The city has applied for and won a $5,000 Arts Everywhere grant from the Community Foundation of St. Joseph County, matching it with $5,000 in city money. That money will cover the costs of renovating, installing and removing the pieces.

“The Temple Carousel,” a sculpture planned for the Chippewa roundabout, stood at South Bend International Airport from 1998 until it was taken down by the airport about five years ago. It had been stored there ever since and needed to be sandblasted, repaired and painted.

“You go through the two extremes in this climate, the extreme heat and the extreme cold,” Collins said. “There was actually some water damage that needed to be repaired.”

Collins had lent other pieces to the city of Chicago, which had displayed them in parks along the lakefront in recent years.

“Wedding Cakes,” a four-piece series, will be installed at the Marion roundabout. Each piece, about 10 feet tall, will be a different color.

The sculpture at the Bartlett roundabout will comprise three pieces, one of them reaching about 30 feet into the air. They will feature fern leaves and will be similar in appearance to one that now stands in Notre Dame’s Sculpture Park.

Collins said he was impressed that the city of South Bend, when building the roundabouts, included 10-foot-by-10-foot cement sculpture pads that are five feet deep.

Jitin Kain, the city’s community investment director, said public art was always planned for the roundabouts but there isn’t yet any money earmarked to pay for it. That’s why Collins’ willingness to lend his work for a year for free is so critical to starting the project.

“Unless area artists have sculptures in their inventory to exhibit, we will need to assemble funding to launch a future art initiative,” Kain said.

Other cities with public art in roundabouts, including Carmel, Ind., Denver, Tampa and Bend, Ore., have commissioned art in roundabouts with both public and private money.

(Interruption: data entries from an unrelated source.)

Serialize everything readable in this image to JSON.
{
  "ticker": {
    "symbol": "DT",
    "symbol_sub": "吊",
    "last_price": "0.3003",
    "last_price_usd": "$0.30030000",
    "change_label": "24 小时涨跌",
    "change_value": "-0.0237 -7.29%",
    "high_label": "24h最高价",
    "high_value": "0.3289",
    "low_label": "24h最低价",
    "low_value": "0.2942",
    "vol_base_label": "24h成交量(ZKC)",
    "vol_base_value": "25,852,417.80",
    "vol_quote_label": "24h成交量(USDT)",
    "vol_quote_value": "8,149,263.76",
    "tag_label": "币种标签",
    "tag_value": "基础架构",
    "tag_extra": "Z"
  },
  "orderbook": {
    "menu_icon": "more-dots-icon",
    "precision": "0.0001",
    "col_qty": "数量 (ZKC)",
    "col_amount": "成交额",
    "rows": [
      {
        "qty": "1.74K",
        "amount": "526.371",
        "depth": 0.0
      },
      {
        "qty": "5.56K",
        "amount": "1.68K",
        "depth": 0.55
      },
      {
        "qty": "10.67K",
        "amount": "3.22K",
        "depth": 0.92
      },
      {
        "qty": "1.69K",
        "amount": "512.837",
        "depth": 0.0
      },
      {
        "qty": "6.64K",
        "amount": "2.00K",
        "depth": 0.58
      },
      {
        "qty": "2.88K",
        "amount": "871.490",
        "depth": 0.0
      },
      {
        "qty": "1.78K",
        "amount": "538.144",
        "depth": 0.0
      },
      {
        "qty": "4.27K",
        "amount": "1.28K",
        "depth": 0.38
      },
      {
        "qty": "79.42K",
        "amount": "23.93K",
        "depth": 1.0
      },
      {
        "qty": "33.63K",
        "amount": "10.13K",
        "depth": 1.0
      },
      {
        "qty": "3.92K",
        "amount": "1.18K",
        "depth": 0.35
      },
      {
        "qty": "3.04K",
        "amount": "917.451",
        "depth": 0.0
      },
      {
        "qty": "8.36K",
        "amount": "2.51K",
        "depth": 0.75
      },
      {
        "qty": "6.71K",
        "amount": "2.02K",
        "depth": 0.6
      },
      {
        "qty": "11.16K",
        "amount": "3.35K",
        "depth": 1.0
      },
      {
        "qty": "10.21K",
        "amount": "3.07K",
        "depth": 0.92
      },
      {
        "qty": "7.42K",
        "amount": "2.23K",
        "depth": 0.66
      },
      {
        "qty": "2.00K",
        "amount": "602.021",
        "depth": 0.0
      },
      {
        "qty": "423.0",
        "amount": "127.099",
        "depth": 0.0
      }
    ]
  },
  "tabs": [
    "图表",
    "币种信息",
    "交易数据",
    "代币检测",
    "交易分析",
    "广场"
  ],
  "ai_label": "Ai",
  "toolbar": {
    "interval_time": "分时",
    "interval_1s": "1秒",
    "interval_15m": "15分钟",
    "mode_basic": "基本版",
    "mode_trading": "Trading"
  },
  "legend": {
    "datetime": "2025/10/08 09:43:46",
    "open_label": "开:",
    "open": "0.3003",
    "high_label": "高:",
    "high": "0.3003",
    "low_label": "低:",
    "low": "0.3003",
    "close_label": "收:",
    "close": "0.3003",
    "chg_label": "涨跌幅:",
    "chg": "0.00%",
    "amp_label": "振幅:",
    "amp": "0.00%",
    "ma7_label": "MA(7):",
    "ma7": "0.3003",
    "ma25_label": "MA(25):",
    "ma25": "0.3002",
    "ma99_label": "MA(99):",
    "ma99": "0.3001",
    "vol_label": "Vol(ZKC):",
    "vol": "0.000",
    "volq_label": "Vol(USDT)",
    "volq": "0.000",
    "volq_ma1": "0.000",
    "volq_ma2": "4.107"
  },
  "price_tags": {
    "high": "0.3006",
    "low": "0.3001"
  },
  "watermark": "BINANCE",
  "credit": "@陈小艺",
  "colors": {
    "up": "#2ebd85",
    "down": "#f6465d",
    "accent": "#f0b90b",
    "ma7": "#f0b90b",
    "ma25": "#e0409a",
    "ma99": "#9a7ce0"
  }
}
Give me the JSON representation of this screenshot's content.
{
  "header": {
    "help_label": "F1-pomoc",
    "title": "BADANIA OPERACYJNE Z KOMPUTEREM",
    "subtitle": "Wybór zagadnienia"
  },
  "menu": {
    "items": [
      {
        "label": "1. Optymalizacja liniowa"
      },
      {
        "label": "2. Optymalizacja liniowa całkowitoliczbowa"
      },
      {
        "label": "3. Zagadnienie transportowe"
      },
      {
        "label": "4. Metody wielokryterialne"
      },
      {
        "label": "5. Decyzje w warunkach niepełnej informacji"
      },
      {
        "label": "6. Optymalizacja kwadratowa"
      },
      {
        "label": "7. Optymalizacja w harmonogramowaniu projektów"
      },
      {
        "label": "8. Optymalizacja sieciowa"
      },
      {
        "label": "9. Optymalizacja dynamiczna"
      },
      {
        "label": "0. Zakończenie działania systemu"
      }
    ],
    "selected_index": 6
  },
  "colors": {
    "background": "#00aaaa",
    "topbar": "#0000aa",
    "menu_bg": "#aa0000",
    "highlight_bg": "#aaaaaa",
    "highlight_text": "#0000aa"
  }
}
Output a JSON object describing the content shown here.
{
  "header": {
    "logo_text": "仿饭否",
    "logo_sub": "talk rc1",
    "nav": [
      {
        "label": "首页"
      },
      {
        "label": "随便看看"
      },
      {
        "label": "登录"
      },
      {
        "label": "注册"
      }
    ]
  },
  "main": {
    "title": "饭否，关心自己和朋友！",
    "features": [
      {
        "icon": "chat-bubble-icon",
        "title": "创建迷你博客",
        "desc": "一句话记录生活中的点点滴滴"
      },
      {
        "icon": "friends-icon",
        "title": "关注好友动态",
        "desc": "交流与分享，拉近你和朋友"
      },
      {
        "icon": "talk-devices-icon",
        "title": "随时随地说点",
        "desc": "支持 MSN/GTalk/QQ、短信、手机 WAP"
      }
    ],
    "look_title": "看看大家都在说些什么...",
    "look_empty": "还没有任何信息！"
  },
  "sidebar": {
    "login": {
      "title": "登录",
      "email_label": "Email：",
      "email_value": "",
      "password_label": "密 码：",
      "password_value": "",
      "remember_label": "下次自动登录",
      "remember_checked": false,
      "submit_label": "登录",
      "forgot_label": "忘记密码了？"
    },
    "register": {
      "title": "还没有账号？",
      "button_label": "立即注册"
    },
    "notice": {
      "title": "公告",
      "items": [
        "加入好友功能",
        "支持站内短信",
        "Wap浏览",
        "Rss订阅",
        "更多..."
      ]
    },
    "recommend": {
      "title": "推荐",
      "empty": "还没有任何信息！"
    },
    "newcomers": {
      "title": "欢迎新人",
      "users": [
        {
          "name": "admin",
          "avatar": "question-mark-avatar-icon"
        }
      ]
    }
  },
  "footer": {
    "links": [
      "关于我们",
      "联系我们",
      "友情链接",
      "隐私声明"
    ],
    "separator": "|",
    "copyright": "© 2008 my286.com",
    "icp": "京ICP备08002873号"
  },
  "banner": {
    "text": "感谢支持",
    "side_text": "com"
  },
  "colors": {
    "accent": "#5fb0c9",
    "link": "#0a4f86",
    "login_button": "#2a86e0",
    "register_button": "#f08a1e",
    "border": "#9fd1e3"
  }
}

“We will rely heavily on applying (for) grants to fund this but it could be a mixture of both,” Kain said.

Collins said he is happy to help the city get it started.

“I’m really honored to do this,” Collins said. “I believe in the roundabouts and I think it’s a nice pattern for transportation and moving traffic, but I think also the public art is a very important thing for every city.”

Grabowski agreed.

“The one thing that’s attractive about public art, to the city,” she said, “is it adds color and vibrancy, it enhances quality of life, it ignites conversation, and it ignites imagination.”